In order to easily distribute the NMDC schema for use by software developers, we deploy the NMDC schema as a Python library on the PyPI platform (https://pypi.org/project/nmdc-schema). For instance, using this library, a developer can validate a JSON document against the schema either by executing the command ‘validate-json-schema -i < JSON document>’ in a terminal or by accessing the Python modules within the nmdc-schema library. Moreover, the PyPI platform enables us to easily manage schema changes and deploy these changes to the research community. A developer can either use the most recent version of the schema or use a previous version.
As noted above, metadata is extracted from the respective data management systems at the JGI (e.g. GOLD) and EMSL (MyEMSL/NEXUS), and is integrated based on the NMDC data schema associations, and transformed into JSON documents. These JSON documents are stored in a MongoDB (https://www.mongodb.com) and validated against the NMDC JSON schema. The Dagster framework (https://dagster.io) is used to organize and orchestrate the ETL process (https://github.com/microbiomedata/nmdc-runtime). NMDC metadata as JSON documents are then transformed into a relational model and stored in a PostgreSQL database (https://www.postgresql.org) optimized for use as the persistence layer beneath a custom search application (https://data.microbiomedata.org). The search application server API is implemented in Python using the FastAPI framework (https://fastapi.tiangolo.com). The client is written in JavaScript using the Vue.js framework (https://vuejs.org) and additional JS libraries.

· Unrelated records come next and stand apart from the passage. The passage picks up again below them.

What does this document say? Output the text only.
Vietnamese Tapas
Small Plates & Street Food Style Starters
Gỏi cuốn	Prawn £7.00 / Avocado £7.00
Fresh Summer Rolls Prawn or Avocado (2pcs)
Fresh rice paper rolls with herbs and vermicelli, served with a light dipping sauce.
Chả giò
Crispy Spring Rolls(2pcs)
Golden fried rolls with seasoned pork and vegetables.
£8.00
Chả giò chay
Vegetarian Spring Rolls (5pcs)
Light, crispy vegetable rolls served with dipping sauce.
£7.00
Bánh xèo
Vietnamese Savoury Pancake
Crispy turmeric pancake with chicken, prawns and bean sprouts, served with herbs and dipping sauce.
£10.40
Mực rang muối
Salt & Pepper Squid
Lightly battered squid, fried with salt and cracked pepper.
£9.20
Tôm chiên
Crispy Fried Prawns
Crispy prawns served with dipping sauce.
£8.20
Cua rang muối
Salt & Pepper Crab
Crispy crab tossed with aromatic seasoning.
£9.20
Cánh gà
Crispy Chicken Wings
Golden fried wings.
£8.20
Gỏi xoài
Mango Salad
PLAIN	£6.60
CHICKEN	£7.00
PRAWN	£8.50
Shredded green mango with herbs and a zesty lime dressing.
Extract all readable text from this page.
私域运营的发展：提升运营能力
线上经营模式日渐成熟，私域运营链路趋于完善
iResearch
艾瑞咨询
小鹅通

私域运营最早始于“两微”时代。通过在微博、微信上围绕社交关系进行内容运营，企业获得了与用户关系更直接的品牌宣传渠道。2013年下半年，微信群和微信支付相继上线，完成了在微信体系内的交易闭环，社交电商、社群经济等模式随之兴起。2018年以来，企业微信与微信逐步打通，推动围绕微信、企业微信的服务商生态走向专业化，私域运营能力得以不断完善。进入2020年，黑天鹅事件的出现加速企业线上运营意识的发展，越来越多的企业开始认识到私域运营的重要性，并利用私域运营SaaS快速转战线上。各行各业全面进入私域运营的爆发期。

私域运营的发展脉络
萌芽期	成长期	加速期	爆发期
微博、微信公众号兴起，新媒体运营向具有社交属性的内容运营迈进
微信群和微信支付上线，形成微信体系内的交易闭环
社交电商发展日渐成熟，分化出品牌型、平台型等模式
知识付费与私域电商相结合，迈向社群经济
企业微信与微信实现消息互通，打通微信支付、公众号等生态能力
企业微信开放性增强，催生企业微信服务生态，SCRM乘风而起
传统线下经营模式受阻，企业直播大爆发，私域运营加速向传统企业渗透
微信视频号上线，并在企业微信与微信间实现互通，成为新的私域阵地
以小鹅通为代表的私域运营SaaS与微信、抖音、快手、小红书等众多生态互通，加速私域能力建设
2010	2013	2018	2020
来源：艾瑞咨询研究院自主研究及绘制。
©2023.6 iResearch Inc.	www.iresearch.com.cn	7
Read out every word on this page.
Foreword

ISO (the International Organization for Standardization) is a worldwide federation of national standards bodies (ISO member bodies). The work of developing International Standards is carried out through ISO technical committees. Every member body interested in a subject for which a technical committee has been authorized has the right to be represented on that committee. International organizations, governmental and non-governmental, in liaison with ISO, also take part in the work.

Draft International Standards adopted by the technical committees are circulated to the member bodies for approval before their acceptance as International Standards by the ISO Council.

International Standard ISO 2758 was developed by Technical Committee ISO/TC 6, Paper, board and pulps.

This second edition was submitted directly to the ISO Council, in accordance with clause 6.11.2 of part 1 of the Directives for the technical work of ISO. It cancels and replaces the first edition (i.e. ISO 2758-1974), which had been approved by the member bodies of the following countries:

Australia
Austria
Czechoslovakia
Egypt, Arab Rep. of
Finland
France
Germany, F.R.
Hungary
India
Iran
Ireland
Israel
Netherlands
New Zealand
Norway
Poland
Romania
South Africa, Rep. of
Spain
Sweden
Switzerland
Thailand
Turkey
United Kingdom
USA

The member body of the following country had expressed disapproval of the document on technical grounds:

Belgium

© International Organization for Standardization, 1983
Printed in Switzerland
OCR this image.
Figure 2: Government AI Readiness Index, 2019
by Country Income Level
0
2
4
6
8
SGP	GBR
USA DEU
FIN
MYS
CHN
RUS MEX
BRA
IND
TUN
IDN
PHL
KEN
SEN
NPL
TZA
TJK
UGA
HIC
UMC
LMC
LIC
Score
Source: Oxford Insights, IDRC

All production infrastructure for data ETL and for the search portal is deployed as Docker containers for a Rancher-fronted Kubernetes cluster managed by the National Energy Research Scientific Computing Center (NERSC) as part of its Spin service (https://www.nersc.gov/systems/spin/).
DATA QUERY AND ACCESS
A key feature of the NMDC Data Portal is enabling the research community to discover data through a variety of search capabilities. When a user navigates to the NMDC Data Portal they are presented with a few ways to navigate the data. These include the ability to refine and subset NMDC data through faceted search and interactive visualizations. The data are organized by Study, Sample, and Omics data types. The NMDC home page provides several different mechanisms for refining the search results and we describe those in detail here. A detailed User Guide is available through the Data Portal (https://the-nmdc-portal-user-guide.readthedocs.io/en/latest).
Faceted search and access
The NMDC Data Portal is a unique resource that enables researchers to search across multi-omics analyses by functional annotation, environment, or analysis. Currently, the pilot enables search by investigator name, omics processing information, KEGG Ontology (KO), module and pathway (30) terms, and a suite of environmental descriptors, as well as two systems for ecosystem classifications, GOLD Ecosystem Classification paths (7) and the MIxS-EnvO triad (Environmental Broad Scale, Environmental Local Scale, Environmental Medium) (Figure 1A). The KO terms are annotated by the NMDC annotation workflow that is applied to metagenome, metatranscriptome, and transiently to metaproteome data as described above, and indexed for performant search. For example, a search for KO term ‘K10944’ (methane/ammonia monooxygenase subunit A [EC:1.14.18.3 1.14.99.39]) results in filtered data for 88 metagenomes and 34 metatranscriptomes for all three available studies (Figure 1A). Combinatorial KO terms can be added to the search filter to further refine based on functional attributes of interest.
Figure 1.
Faceted search and interactive visualization on the NMDC Data Portal. (A) The left search panel supports the ability to query by KEGG Ontology (KO) functional terms, KEGG modules, and KEGG pathways across all omics data. Text searches based on keywords provide dynamic suggestions for incomplete search queries as a user types. Each of these actions refines the list of studies and biosamples in the search results, as well as the visualizations. All terms can be used in a combinatorial fashion to further subset the data of interest. (B) The Omics navigation tab consists of four dynamic panels: omics data barplot, geographic map, temporal slider, and upset plot. For each plot, the upper right ‘?’ provides a description of each plot and functionality. (C) The Environment navigation tab is a single interactive Sankey diagram for the five-level GOLD Ecosystem Classification paths. Hovering over each area will display the path level (e.g. Environmental → Terrestrial) along with the number of biosamples within that ecosystem path (e.g., 455 Terrestrial biosamples).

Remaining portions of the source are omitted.